O'Sullivan is contracted to take Ireland to the 2007 World Cup in France and looking to the future he maintained: "I think we've built a pretty good squad. We've had a good run in terms of winning games and lost two in a row now in the World Cup, and I suppose this is where the real business is. But I think we're going forward. We have to look down the track. We've some players who might be coming to the end and there's players back home who have to come in, but in the bigger picture I think Irish rugby is going in the right direction.
"I suppose if you lose a game like today people might well ask questions about it, but we're playing one of the powerhouses of world rugby in France.
"We're still not as good as France. I think we have the capabilities and on certain days if we get things right we can turn them over, but I don't think it was really on today."
In reflecting on his last game of rugby, Wood commented: "We went out with the right frame of mind, I think we seemed to be in the right place, we just didn't start well.
"France started on fire. We needed to get scores early doors but we didn't even get into their half. They pressurised us at every play to an extent we haven't seen at this World Cup.

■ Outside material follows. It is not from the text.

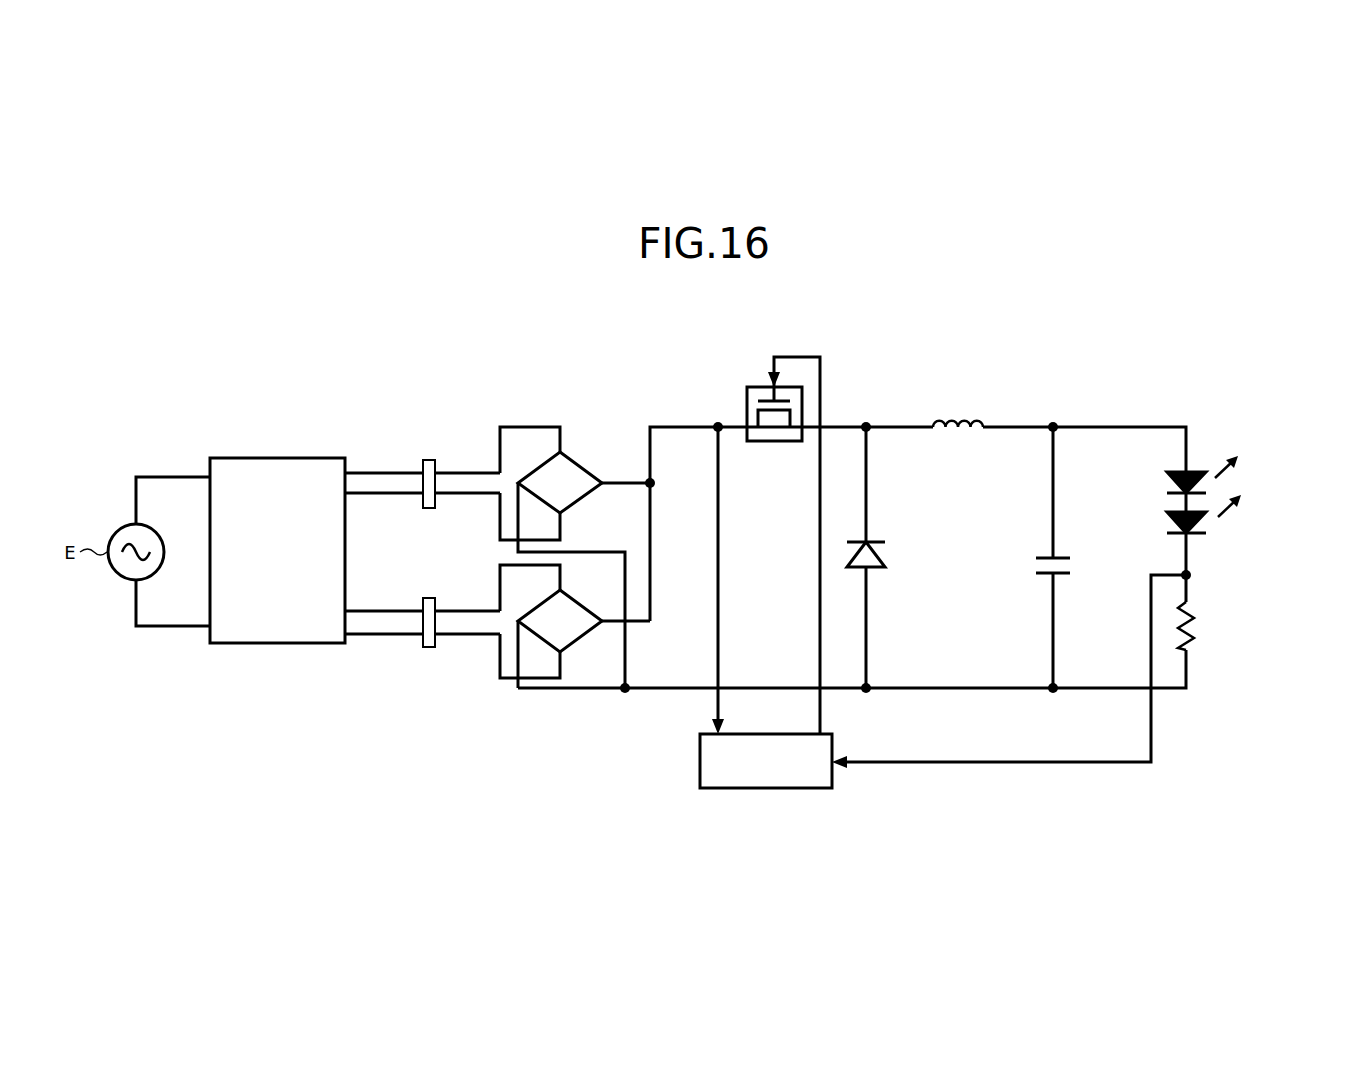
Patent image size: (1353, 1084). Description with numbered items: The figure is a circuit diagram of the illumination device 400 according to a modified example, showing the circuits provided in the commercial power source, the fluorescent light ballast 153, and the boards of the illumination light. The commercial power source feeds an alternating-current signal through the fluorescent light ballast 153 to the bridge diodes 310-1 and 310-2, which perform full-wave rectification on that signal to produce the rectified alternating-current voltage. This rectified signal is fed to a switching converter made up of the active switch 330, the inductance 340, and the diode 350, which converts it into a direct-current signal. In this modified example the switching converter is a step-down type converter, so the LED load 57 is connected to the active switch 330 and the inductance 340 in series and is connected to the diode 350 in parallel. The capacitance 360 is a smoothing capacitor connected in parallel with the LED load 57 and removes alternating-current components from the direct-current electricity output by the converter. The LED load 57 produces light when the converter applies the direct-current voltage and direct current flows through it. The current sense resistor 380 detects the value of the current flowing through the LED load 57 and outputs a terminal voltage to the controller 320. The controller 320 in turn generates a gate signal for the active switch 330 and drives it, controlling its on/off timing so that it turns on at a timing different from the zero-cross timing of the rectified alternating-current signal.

"We were in the game for a time on the scoreboard but to be brutally frank we were hanging on for a lot of it. We were trying, but they seemed to be in behind us too often.
"I don't think they scorned a chance," he said in extolling the all-round discipline of Bernard Laporte's team, "but I don't think we played to our full potential in the first half. Not that I want to take anything away from France.
"If they play like that over the next two games for 80 minutes it will be very interesting.
"But I think there's something for a while. We've the raw material to build on and target the next World Cup, and then it becomes more than just a vague possibility."
Alas, Ireland are already down at least one world-class player.